Le cas des micro-États et la limite de la masse critique
Difficile d'imaginer un milliardaire résider à plein temps aux Kiribati ou à Nauru. Pourquoi ? Parce que le marché intérieur est trop étroit pour générer les flux de capitaux nécessaires à une telle accumulation sans une ouverture massive sur l'exportation mondiale. Mais attention à ne pas tomber dans le cliché. Le Vatican, par exemple, gère des actifs immobiliers et financiers colossaux, pourtant, aucun de ses citoyens (les cardinaux et le Pape) n'est techniquement propriétaire de cette richesse au sens privé. Résultat : officiellement, c'est un État sans milliardaire. À ceci près que l'influence financière y est parfois supérieure à celle d'un oligarque russe moyen. On n'y pense pas assez, mais la citoyenneté administrative joue un rôle majeur dans ces classements. Un milliardaire peut posséder une île déserte dans un archipel du Pacifique sans pour autant être comptabilisé comme "le milliardaire" de cet État s'il conserve son passeport américain ou monégasque.

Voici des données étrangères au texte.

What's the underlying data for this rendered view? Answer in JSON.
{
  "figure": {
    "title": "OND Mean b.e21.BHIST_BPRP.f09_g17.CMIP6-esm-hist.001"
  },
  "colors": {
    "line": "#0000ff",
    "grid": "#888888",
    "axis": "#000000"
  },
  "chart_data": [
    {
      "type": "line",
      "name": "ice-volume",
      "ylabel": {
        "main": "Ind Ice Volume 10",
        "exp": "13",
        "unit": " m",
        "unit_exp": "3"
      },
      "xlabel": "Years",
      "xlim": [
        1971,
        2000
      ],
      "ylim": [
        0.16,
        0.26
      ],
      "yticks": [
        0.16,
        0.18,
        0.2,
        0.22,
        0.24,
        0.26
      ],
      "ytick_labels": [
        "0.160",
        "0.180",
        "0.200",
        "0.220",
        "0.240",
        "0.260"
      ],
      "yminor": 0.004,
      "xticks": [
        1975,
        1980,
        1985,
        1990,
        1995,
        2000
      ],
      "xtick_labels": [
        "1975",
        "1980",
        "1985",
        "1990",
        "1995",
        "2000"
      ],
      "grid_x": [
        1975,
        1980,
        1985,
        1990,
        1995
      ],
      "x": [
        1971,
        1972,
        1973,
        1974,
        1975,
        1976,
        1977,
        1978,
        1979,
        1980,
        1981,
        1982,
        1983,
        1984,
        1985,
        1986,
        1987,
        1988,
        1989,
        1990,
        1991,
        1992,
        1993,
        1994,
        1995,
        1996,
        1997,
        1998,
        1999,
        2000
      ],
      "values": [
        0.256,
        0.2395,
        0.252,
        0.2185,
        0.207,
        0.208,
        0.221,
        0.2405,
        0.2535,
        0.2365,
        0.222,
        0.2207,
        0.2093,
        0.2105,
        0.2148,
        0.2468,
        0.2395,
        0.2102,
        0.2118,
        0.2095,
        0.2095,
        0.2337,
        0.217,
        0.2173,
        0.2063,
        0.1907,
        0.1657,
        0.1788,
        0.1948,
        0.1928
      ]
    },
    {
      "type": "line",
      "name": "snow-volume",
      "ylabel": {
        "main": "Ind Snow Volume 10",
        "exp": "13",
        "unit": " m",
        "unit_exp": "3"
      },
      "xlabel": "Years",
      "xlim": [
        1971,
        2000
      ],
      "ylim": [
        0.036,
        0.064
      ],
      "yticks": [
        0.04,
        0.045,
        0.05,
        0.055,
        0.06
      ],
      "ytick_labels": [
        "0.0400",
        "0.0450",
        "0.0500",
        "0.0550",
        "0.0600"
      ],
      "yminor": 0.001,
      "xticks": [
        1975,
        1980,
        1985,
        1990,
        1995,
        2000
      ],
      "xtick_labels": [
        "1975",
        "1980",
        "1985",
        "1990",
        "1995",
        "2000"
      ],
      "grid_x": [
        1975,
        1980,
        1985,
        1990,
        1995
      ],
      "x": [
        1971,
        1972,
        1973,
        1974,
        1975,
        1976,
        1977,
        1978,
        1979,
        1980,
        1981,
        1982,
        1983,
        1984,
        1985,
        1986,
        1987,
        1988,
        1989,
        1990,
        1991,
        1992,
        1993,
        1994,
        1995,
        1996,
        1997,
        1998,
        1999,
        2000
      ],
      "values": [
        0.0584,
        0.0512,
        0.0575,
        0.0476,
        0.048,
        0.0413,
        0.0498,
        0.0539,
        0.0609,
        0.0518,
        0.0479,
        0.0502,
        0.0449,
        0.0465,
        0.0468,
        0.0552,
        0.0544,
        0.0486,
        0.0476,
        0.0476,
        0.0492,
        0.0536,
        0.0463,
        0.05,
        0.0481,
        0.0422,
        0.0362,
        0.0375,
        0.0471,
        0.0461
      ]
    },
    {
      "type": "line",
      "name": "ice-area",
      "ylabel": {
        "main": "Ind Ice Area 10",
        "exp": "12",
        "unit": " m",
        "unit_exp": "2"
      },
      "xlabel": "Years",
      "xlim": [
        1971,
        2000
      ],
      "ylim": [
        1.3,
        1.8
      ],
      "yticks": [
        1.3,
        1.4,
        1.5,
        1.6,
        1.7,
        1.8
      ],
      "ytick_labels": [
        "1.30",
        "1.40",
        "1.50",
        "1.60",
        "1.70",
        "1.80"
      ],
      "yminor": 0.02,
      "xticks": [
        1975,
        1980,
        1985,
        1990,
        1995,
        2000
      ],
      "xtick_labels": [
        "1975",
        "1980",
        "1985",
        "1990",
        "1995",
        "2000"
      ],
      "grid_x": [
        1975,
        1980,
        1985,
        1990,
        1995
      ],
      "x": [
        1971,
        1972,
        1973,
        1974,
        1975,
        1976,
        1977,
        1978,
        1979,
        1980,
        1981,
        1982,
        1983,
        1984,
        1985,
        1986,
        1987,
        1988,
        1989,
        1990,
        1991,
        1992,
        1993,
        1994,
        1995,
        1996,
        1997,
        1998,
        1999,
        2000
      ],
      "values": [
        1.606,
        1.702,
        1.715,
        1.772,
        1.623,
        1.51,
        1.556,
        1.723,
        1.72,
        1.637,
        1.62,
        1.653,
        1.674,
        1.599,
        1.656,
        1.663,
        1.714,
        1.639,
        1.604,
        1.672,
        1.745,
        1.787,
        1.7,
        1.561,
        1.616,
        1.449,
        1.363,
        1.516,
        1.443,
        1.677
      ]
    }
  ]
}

L'illusion des chiffres et le brouillard des paradis fiscaux
Honnêtement, c'est flou dès que l'on gratte la surface des juridictions opaques. Est-ce qu'on peut vraiment affirmer quel État n'a aucun milliardaire quand certains pays des Caraïbes servent de boîtes aux lettres à des holdings mondiales ? La distinction entre résidence fiscale et nationalité brouille les pistes. Je pense d'ailleurs que les classements type Forbes ou Bloomberg, aussi rigoureux soient-ils, passent à côté d'une part non négligeable de la richesse mondiale accumulée dans des zones grises où le fisc n'a pas son mot à dire. D'où cette question rhétorique : un État est-il pauvre parce qu'il n'a pas de milliardaires, ou est-il simplement trop honnête dans sa déclaration de patrimoine national ?
Les géants démographiques qui échappent encore à la "Milliardaire-mania"
On pourrait croire que plus un pays est peuplé, plus il a de chances de voir émerger une tête dépassant la mêlée. Erreur. L'Éthiopie, avec ses 120 millions d'habitants et une croissance qui a frôlé les 10% pendant une décennie, reste un territoire où la fortune individuelle peine à franchir le cap symbolique du milliard de dollars en monnaie sonnante et trébuchante. Certes, des entrepreneurs comme Mohammed Al-Amoudi y ont investi des sommes folles, mais leur base patrimoniale reste souvent ancrée ailleurs, notamment en Arabie Saoudite. Là, ça change la donne. On se retrouve face à des économies de subsistance ou en transition où le capital est soit trop fragmenté, soit trop étroitement contrôlé par l'appareil d'État pour permettre une privatisation de la richesse à cette échelle.
L'Afrique de l'Ouest et les barrières structurelles au capitalisme extrême
Le Sénégal ou la Côte d'Ivoire sont des hubs économiques régionaux majeurs. Pourtant, si vous cherchez quel État n'a aucun milliardaire dans cette zone, vous trouverez des noms de pays dont le PIB par habitant progresse, mais où les infrastructures bancaires et les marchés boursiers ne sont pas assez profonds. Pour devenir milliardaire, il faut pouvoir vendre des parts d'entreprise sur une place financière liquide. Or, la Bourse Régionale des Valeurs Mobilières (BRVM) à Abidjan, bien que dynamique, ne permet pas encore des valorisations boursières capables de propulser un fondateur de start-up ou un industriel local au rang des Musk ou des Bezos. On est loin du compte. Le capital reste ici essentiellement familial, immobilier, et surtout, discret.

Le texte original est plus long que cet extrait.